The difference from the example 1 is that 14g of photochromic microcapsules are added into 72g of water and stirred for 2min, 18g of adhesive KG-101 and 4g of thickening agent P-91 are added, ultrasonic dispersion is carried out for 10min, and the mixture is stirred uniformly to prepare printing paste. Manually printing the polyester fabric, scraping the paste for 5 times, putting the polyester fabric into a 90 ℃ oven for pre-drying for 10min, and baking the polyester fabric for 5min at 100 ℃.

The discoloration process of the ultraviolet intensity detecting textile prepared in example 1 under the irradiation of UVI2 ultraviolet light is shown in fig. 1, and the corresponding RGB values are shown in table 1; the color change process under UVI8 ultraviolet light irradiation is shown in FIG. 2, and the corresponding RGB values are shown in Table 2. The ultraviolet intensity detection textile prepared by the invention has quick response, shows different color depths under the irradiation of ultraviolet light with different intensities, and has better indication effect.

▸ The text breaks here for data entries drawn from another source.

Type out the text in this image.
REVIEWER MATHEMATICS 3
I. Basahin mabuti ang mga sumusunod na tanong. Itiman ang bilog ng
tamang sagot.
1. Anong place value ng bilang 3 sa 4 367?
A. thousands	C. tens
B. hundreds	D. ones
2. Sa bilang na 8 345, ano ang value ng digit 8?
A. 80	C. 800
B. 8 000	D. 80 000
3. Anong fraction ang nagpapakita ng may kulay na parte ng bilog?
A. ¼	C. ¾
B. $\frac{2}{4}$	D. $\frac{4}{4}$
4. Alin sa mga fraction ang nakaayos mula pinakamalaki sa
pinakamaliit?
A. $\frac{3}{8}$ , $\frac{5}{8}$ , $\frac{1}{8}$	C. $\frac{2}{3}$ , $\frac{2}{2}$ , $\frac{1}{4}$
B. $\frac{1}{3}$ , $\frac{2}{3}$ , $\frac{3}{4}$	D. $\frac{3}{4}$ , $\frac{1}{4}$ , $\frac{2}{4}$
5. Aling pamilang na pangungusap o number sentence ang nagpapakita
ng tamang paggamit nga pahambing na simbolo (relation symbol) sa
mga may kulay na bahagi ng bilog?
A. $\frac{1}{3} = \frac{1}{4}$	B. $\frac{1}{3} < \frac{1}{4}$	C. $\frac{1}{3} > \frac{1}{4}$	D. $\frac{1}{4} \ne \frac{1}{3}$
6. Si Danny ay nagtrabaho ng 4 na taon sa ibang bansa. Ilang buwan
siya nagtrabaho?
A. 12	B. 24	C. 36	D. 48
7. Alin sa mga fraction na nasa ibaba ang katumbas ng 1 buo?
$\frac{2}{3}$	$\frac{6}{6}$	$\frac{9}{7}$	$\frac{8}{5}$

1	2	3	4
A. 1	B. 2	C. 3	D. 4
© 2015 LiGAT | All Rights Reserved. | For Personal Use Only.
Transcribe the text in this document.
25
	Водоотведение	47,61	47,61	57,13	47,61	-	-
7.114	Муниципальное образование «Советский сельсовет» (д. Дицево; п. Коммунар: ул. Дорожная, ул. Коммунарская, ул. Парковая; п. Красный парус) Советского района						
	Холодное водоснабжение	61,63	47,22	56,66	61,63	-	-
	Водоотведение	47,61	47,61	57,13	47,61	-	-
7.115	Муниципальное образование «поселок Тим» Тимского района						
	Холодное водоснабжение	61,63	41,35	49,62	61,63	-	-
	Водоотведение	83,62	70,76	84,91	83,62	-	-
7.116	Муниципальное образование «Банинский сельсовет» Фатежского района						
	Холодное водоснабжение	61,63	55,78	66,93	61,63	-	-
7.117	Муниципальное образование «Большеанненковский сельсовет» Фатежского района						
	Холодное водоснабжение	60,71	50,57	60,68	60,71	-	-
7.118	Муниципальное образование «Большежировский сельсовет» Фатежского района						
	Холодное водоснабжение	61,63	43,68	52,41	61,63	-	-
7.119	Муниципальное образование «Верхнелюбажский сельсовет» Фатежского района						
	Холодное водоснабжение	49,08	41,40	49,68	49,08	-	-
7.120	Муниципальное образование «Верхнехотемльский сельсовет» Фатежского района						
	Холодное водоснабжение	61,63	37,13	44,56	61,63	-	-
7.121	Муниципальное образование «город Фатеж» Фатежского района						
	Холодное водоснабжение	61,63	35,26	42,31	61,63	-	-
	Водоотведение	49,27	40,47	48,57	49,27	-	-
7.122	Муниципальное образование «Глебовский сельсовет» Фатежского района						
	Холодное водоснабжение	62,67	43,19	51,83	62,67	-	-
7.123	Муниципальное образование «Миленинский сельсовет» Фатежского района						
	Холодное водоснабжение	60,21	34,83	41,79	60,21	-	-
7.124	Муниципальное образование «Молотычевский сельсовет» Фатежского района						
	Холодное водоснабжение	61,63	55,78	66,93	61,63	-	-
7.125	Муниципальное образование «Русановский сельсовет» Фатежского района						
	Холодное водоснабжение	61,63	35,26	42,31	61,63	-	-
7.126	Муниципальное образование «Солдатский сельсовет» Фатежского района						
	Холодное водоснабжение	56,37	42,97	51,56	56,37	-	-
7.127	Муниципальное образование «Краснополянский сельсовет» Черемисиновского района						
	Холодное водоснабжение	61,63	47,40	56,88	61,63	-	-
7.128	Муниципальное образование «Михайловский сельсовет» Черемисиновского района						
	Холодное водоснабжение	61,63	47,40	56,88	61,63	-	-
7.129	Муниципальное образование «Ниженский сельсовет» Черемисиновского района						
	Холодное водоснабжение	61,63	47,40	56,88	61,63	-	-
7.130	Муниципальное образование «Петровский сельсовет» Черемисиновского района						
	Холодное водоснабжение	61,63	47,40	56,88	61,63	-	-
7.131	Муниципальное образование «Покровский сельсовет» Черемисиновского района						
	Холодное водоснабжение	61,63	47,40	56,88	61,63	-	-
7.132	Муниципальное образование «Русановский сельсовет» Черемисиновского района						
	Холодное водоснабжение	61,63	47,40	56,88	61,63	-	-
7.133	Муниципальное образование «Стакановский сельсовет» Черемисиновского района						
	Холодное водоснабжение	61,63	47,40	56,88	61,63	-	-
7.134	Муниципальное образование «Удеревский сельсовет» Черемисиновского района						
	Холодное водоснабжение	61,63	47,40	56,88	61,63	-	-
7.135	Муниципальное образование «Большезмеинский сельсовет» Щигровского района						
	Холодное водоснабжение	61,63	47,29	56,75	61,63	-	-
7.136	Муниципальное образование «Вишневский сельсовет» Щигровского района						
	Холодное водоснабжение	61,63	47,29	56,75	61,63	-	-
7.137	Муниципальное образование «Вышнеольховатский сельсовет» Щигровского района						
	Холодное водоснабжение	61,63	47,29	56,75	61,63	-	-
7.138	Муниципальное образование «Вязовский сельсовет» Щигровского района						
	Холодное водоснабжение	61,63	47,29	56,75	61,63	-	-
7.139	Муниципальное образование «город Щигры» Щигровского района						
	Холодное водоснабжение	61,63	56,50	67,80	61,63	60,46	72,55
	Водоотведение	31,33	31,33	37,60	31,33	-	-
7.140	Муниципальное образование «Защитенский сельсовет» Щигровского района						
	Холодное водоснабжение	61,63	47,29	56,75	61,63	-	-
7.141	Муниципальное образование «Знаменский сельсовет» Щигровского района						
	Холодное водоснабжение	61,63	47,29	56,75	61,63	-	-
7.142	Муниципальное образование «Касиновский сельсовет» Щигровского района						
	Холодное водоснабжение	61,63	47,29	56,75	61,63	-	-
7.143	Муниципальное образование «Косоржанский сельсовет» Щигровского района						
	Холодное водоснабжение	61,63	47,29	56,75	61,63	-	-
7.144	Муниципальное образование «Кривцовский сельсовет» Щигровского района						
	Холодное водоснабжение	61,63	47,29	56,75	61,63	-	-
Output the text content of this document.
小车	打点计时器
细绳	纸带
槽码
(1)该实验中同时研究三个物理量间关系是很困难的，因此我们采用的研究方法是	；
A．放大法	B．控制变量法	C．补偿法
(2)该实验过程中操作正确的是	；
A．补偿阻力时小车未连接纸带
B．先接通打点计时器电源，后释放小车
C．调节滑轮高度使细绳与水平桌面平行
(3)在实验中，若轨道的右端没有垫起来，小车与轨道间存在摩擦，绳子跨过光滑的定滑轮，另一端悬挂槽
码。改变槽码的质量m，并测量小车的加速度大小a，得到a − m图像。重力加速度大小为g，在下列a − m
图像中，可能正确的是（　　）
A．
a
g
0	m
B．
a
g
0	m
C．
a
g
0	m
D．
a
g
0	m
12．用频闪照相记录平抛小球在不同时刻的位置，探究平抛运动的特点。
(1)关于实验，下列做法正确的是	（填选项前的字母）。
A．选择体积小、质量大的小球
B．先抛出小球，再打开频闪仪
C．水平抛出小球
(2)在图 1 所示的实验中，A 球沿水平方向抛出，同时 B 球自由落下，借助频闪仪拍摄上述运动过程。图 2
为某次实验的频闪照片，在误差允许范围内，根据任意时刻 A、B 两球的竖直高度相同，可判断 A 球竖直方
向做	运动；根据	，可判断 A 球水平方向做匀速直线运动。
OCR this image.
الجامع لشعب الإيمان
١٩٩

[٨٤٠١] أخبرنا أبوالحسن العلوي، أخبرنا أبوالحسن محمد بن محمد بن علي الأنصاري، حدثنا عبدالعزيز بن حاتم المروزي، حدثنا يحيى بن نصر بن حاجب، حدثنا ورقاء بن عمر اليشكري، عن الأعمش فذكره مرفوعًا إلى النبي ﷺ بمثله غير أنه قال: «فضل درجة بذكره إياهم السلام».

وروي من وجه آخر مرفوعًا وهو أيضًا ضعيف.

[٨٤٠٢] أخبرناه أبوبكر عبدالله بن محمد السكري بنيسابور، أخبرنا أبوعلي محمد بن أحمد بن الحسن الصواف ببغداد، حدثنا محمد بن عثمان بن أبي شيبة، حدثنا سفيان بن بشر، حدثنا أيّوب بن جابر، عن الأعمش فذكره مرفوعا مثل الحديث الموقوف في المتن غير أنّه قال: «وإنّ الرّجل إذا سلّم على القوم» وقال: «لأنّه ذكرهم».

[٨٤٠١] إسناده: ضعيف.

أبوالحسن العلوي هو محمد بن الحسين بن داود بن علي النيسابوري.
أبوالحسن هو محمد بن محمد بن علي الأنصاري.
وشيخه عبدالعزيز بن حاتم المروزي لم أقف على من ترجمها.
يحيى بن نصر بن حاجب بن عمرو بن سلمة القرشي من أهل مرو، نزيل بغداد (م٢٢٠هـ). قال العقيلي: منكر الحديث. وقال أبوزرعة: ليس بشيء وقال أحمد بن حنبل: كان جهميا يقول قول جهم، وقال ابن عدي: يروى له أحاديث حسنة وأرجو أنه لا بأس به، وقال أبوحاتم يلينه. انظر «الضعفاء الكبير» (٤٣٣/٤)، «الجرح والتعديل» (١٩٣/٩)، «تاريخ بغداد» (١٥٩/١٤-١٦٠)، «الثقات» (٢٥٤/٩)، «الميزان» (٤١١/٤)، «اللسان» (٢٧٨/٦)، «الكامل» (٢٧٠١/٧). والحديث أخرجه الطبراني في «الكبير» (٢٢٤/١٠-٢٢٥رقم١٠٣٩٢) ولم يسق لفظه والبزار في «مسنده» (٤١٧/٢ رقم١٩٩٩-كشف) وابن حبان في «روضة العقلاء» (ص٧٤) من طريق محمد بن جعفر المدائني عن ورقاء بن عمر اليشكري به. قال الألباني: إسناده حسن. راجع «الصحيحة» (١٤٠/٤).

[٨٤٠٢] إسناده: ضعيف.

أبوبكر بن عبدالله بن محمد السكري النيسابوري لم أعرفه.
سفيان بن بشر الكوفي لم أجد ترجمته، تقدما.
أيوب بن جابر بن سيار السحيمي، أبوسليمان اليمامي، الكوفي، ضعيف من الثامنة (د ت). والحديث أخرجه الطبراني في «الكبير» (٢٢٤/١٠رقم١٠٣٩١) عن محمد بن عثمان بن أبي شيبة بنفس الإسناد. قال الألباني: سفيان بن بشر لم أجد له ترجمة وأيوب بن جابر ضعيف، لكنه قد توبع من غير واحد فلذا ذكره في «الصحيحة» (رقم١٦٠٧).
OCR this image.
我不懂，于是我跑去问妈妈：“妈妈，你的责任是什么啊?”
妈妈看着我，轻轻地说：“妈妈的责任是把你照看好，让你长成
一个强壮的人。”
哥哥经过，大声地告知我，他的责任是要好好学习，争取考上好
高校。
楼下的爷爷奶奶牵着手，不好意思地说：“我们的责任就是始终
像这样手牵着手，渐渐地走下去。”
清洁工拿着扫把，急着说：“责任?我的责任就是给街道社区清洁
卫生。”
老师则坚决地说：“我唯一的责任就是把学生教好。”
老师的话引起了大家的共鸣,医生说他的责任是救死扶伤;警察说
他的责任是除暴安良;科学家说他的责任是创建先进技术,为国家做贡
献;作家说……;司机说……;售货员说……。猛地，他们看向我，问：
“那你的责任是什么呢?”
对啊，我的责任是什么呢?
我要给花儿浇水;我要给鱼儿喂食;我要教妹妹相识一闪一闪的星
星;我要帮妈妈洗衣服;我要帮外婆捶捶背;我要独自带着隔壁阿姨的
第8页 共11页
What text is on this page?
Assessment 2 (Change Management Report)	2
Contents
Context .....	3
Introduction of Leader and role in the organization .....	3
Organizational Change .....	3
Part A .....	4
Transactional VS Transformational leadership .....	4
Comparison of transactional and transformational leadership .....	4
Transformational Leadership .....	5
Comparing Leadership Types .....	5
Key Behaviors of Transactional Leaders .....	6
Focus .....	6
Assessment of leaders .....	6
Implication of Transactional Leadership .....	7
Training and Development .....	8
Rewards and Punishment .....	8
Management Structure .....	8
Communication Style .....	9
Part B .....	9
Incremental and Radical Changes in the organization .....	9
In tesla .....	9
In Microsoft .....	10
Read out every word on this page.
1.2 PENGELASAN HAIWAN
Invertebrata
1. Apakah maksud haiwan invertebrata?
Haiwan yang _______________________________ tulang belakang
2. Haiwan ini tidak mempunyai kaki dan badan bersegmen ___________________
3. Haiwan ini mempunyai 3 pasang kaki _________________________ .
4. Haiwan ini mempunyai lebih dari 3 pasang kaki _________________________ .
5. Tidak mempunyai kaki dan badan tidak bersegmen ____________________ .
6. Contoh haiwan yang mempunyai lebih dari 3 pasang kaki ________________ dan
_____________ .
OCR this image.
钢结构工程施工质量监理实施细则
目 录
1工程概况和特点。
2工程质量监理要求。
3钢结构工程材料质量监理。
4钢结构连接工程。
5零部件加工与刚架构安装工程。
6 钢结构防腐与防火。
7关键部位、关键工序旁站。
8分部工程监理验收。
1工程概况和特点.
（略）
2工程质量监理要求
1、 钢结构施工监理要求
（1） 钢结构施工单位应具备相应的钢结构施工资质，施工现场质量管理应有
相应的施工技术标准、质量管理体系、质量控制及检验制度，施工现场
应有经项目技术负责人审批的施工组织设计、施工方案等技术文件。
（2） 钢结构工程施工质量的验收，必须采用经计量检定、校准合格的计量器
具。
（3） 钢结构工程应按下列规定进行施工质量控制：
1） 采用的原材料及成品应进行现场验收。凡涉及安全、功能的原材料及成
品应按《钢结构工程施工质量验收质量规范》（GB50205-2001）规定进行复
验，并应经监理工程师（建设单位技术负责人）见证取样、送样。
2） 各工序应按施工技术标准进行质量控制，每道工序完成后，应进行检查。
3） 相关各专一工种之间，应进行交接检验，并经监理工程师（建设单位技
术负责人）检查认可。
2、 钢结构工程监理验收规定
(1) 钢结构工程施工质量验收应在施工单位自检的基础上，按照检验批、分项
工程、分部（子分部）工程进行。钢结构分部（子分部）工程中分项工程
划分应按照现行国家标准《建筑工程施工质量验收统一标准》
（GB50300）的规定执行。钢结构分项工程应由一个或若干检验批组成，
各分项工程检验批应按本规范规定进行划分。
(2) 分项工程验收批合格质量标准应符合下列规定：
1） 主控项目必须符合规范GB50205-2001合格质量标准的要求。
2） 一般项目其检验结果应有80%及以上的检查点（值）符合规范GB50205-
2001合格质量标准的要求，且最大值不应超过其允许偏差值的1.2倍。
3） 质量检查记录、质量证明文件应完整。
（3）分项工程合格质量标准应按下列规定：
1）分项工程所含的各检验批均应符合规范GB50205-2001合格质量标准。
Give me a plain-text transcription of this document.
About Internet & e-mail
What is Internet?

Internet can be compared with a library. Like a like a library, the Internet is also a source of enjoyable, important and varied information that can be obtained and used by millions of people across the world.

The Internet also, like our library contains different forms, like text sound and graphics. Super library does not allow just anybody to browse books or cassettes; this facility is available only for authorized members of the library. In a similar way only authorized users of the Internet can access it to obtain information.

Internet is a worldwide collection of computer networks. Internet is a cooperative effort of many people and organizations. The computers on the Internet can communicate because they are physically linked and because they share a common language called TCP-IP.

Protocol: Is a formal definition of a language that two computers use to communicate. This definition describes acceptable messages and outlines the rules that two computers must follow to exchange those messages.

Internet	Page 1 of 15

Table 1 ultraviolet light intensity measurement of example 1 the RGB values of the textiles exposed to UVI2 ultraviolet light for various periods of time

Time/s	R	G	B	Time/s	R	G	B
								0	215	204	182	2.4	206	176	174
0.4	212	194	179	4.8	203	167	175
								0.8	211	189	178	6	203	164	175
1.2	209	184	176

Table 2 ultraviolet light intensity measurement of example 1 the RGB values of the textiles exposed to UVI8 ultraviolet light for various periods of time

The discoloration property of the ultraviolet intensity detecting textile prepared in example 1 after being washed with water for 0 to 50 times according to GBT 3921-. The ultraviolet intensity detection textile prepared by the invention still has good color change performance after being washed for 30 times.